Prof. Sahlberg says perhaps the most worrying finding is that about a third of families allow their children to use their digital devices after bedtime every single day. Furthermore, three of five children who struggle in school regularly sleep with their digital gadgets.

“Although our study is not able to prove that night-time use of smartphone or computer causes difficulties to keep up good learning at school, parents should help their children to fall asleep without technology,” Prof. Sahlberg says.

According to earlier findings, two-thirds of Australian teachers observed more children arriving at school tired and often not ready to learn.

About half of parents surveyed say they would welcome more support from their child’s school to help them and their child to manage digital media and technologies use at home.

“Parents know they need to be role models in the safe and responsible use of digital devices at home, but they still find themselves negatively distracted by digital media and technologies,” says Dr Graham.
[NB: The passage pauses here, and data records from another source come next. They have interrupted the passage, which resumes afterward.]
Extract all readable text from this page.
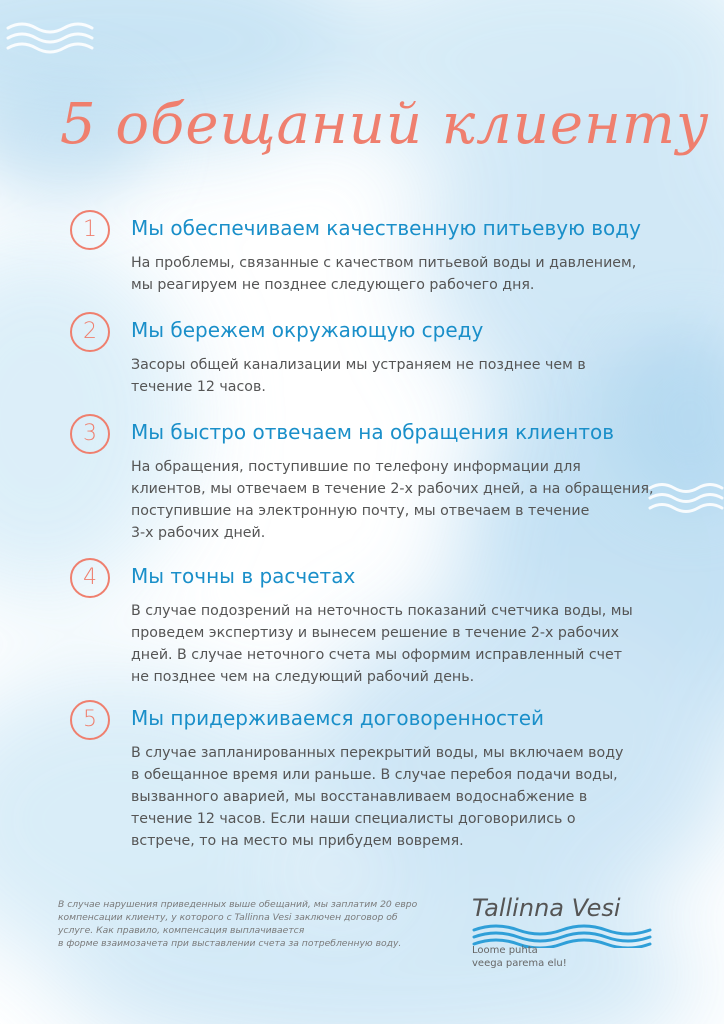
5 обещаний клиенту
1	Мы обеспечиваем качественную питьевую воду
На проблемы, связанные с качеством питьевой воды и давлением,
мы реагируем не позднее следующего рабочего дня.
2	Мы бережем окружающую среду
Засоры общей канализации мы устраняем не позднее чем в
течение 12 часов.
3	Мы быстро отвечаем на обращения клиентов
На обращения, поступившие по телефону информации для
клиентов, мы отвечаем в течение 2-х рабочих дней, а на обращения,
поступившие на электронную почту, мы отвечаем в течение
3-х рабочих дней.
4	Мы точны в расчетах
В случае подозрений на неточность показаний счетчика воды, мы
проведем экспертизу и вынесем решение в течение 2-х рабочих
дней. В случае неточного счета мы оформим исправленный счет
не позднее чем на следующий рабочий день.
5	Мы придерживаемся договоренностей
В случае запланированных перекрытий воды, мы включаем воду
в обещанное время или раньше. В случае перебоя подачи воды,
вызванного аварией, мы восстанавливаем водоснабжение в
течение 12 часов. Если наши специалисты договорились о
встрече, то на место мы прибудем вовремя.
В случае нарушения приведенных выше обещаний, мы заплатим 20 евро
компенсации клиенту, у которого с Tallinna Vesi заключен договор об
услуге. Как правило, компенсация выплачивается
в форме взаимозачета при выставлении счета за потребленную воду.
Tallinna Vesi
Loome puhta
veega parema elu!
The study is also one of the first efforts to include grandparents’ views of their own and their grandchildrens’ digital media habits. Almost four in five grandparents feel they are in control of their own digital technology use, and most would rather see their grandchildren play sports than video games.


Read the Growing Up Digital Australia Phase 2 Technical Report.

Growing Up Digital Australia is part of an international research project, including Harvard Medical School (U.S.) and Alberta Teachers Association (Canada), investigating how digital media and technologies impact children’s wellbeing, health, and eventually learning at school. The report surveyed nearly 2,500 parents, grandparents and caregivers and collected data about more than 5,000 children across Australia on home use of digital devices by young people during the pandemic.